The eager write functions appear to expect the argument supplied to store to directly be a store object, whereas the update function appears to expect a factory (python callable) - can it be standardized one way or another please?


   import numpy as np
   import pandas as pd
   from functools import partial
   from storefact import get_store_from_url
   from tempfile import TemporaryDirectory
   from kartothek.io.eager import store_dataframes_as_dataset
   from kartothek.io.eager import update_dataset_from_dataframes

   df = pd.DataFrame(
       {
           "A": 1.,
           "B": pd.Timestamp("20130102"),
           "C": pd.Series(1, index=list(range(4)), dtype="float32"),
           "D": np.array([3] * 4, dtype="int32"),
           "E": pd.Categorical(["test", "train", "test", "train"]),
           "F": "foo",
       }
   )

   dataset_dir = TemporaryDirectory()
   store = get_store_from_url(f"hfs://{dataset_dir.name}") 

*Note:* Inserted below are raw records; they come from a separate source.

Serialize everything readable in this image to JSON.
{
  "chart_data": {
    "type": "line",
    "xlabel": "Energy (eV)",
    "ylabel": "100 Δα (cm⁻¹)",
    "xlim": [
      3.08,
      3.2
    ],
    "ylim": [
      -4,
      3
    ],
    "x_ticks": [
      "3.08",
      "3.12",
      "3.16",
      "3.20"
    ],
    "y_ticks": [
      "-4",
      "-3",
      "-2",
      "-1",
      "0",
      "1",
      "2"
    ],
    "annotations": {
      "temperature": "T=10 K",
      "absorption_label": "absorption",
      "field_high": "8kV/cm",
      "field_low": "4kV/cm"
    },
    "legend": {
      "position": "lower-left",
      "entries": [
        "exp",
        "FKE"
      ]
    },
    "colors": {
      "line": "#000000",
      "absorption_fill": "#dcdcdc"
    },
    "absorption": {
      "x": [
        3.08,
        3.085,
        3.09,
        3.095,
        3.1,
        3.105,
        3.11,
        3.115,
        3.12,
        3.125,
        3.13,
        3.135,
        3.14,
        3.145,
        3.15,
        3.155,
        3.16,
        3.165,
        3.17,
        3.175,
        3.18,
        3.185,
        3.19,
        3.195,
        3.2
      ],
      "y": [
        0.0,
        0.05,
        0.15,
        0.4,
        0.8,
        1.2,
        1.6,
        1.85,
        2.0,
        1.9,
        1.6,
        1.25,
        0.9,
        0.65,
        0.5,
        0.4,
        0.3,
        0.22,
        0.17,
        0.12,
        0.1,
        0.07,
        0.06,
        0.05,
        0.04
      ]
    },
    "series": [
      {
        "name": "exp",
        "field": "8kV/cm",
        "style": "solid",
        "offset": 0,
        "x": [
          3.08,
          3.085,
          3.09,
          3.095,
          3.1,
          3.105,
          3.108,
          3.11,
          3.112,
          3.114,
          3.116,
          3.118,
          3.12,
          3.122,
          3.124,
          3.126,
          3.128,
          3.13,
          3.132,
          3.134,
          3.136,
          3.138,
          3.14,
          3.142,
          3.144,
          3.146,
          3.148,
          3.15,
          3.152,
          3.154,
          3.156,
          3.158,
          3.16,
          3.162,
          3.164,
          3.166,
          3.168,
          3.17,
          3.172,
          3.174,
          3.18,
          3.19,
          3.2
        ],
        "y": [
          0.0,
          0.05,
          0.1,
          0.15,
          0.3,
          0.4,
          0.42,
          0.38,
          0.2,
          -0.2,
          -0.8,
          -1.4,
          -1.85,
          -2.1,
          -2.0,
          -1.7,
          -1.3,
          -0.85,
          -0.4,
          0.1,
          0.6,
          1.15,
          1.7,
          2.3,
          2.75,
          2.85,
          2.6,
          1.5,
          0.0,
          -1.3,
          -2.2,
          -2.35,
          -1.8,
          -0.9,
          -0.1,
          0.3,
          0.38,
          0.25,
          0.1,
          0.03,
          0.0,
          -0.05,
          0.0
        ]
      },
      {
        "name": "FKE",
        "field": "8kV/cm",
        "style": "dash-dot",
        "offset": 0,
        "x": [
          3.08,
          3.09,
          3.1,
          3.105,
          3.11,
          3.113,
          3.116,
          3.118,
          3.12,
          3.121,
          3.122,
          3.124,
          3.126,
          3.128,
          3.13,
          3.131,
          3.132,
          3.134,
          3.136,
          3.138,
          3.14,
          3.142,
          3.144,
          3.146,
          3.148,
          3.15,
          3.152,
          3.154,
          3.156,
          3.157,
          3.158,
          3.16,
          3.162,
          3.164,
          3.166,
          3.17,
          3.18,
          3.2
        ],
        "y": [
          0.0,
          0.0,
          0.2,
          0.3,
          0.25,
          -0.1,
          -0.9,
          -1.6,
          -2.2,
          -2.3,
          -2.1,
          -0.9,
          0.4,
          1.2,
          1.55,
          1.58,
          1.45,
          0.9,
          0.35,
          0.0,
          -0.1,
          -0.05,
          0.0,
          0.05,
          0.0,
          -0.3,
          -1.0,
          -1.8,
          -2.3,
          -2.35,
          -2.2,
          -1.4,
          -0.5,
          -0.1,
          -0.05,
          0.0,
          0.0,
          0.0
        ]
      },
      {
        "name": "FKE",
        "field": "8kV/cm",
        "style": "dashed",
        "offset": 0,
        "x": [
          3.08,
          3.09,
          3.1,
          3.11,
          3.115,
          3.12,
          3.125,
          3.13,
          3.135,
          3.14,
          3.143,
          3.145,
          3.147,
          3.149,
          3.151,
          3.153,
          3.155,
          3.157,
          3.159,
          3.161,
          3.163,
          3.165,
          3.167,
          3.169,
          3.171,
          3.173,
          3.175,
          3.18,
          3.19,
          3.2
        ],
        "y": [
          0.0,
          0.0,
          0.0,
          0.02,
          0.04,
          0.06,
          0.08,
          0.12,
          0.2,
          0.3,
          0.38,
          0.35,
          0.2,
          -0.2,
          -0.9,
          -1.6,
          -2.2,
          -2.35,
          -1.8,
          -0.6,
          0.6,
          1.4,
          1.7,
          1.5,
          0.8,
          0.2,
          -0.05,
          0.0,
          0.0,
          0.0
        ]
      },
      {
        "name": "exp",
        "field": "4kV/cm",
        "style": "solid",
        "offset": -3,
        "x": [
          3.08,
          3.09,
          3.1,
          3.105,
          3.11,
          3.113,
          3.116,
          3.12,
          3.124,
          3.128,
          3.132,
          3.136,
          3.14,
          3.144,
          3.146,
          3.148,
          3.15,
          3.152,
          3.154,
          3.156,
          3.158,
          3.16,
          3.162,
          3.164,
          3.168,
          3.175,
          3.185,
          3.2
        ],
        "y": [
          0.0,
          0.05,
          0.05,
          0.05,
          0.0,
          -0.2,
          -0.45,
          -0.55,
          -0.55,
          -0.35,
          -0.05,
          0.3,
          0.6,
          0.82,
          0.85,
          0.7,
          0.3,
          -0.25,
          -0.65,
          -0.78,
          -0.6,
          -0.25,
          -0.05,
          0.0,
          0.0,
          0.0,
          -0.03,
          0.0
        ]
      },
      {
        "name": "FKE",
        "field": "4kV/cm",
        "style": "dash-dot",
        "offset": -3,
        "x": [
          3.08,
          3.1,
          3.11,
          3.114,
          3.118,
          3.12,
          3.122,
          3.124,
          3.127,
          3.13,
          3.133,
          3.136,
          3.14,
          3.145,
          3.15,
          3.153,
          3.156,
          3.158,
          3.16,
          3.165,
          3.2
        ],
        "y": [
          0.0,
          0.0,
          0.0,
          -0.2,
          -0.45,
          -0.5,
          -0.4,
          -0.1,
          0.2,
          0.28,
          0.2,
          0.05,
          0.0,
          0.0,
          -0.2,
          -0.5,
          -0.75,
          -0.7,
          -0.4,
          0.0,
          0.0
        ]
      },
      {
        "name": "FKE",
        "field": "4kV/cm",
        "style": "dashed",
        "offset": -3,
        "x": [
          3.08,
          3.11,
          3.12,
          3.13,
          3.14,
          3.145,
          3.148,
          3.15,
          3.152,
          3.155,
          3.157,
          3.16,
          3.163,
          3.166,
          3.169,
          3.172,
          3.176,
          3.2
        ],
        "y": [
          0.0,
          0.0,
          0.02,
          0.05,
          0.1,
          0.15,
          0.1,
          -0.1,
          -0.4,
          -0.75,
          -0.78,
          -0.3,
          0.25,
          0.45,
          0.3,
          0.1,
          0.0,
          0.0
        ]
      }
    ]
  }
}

   dm = store_dataframes_as_dataset(
      store, #store object works fine here  
      "a_unique_dataset_identifier", 
      df, 
      metadata_version=4
   )

   another_df = pd.DataFrame(
       {
           "A": 2.,
           "B": pd.Timestamp("20190604"),
           "C": pd.Series(2, index=list(range(4)), dtype="float32"),
           "D": np.array([6] * 4, dtype="int32"),
           "E": pd.Categorical(["test", "train", "test", "train"]),
           "F": "bar",
       }
   )

   store_factory = partial(get_store_from_url, f"hfs://{dataset_dir.name}")

   dm = update_dataset_from_dataframes(
       [another_df],
       store=store_factory, #but this needs to be a callable
       dataset_uuid="a_unique_dataset_identifier"
       )
   dm
fjetter commented 5 years ago

Usually kartothek expects proper store factories. We only make an exception for the eager implementation. We're using the utils._make_callable function https://github.com/JDASoftwareGroup/kartothek/blob/3f7344fc29dc154923dae81d5352fa34698f7059/kartothek/io_components/utils.py#L345 This is currently done for a few functions, e.g. https://github.com/JDASoftwareGroup/kartothek/blob/3f7344fc29dc154923dae81d5352fa34698f7059/kartothek/io/eager.py#L125

kagharpure commented 5 years ago

Thanks @fjetter. Out of curiosity and for the wider user-base, what's the reasoning behind the choice of store factories?

lr4d commented 5 years ago

@fjetter Why is an exception made for eager? A user would expect this to be consistent across back-ends

lr4d commented 5 years ago

eager's garbage_collect_dataset also assumes a callable. Admittedly, I implemented both these functions

xhochy commented 5 years ago

Thanks @fjetter. Out of curiosity and for the wider user-base, what's the reasoning behind the choice of store factories?

Store objects encapsulate connections to a storage service. In the methods that have a distributed computing backend, we pass the function arguments via pickle to the other workers. While pickle can preserve the state of the attributes of an object, the connections it holds are no longer valid / cannot be transferred between processes. Thus we pass callables so that on each worker a new connection can be instantiated.

fjetter commented 5 years ago

@lr4d We make an exception for eager for convenience since there is no network traffic involved and passing the store directly is safe. We're using the _make_callable function to ensure that nothing is pickled.

kagharpure commented 5 years ago

@xhochy, @fjetter - in light of your responses do the following follow-up actions sound good?

1) document the reasoning behind the choice somewhere appropriate (I'm thinking the getting started guide) 2) close this issue

lr4d commented 5 years ago

@kagharpure AFAIK we're passing a store factory in the getting started guide, so I would leave that as is to not confuse new users too much

kagharpure commented 5 years ago

@lr4d - Agreed. After posting that comment, I realized that there's already an issue (#44) that's about documenting store factories; so maybe adding a Gotchas document a bit further down the line will be a good idea, which can have a section on store factories and the reasoning behind them (as well as pitfalls, best practices, etc).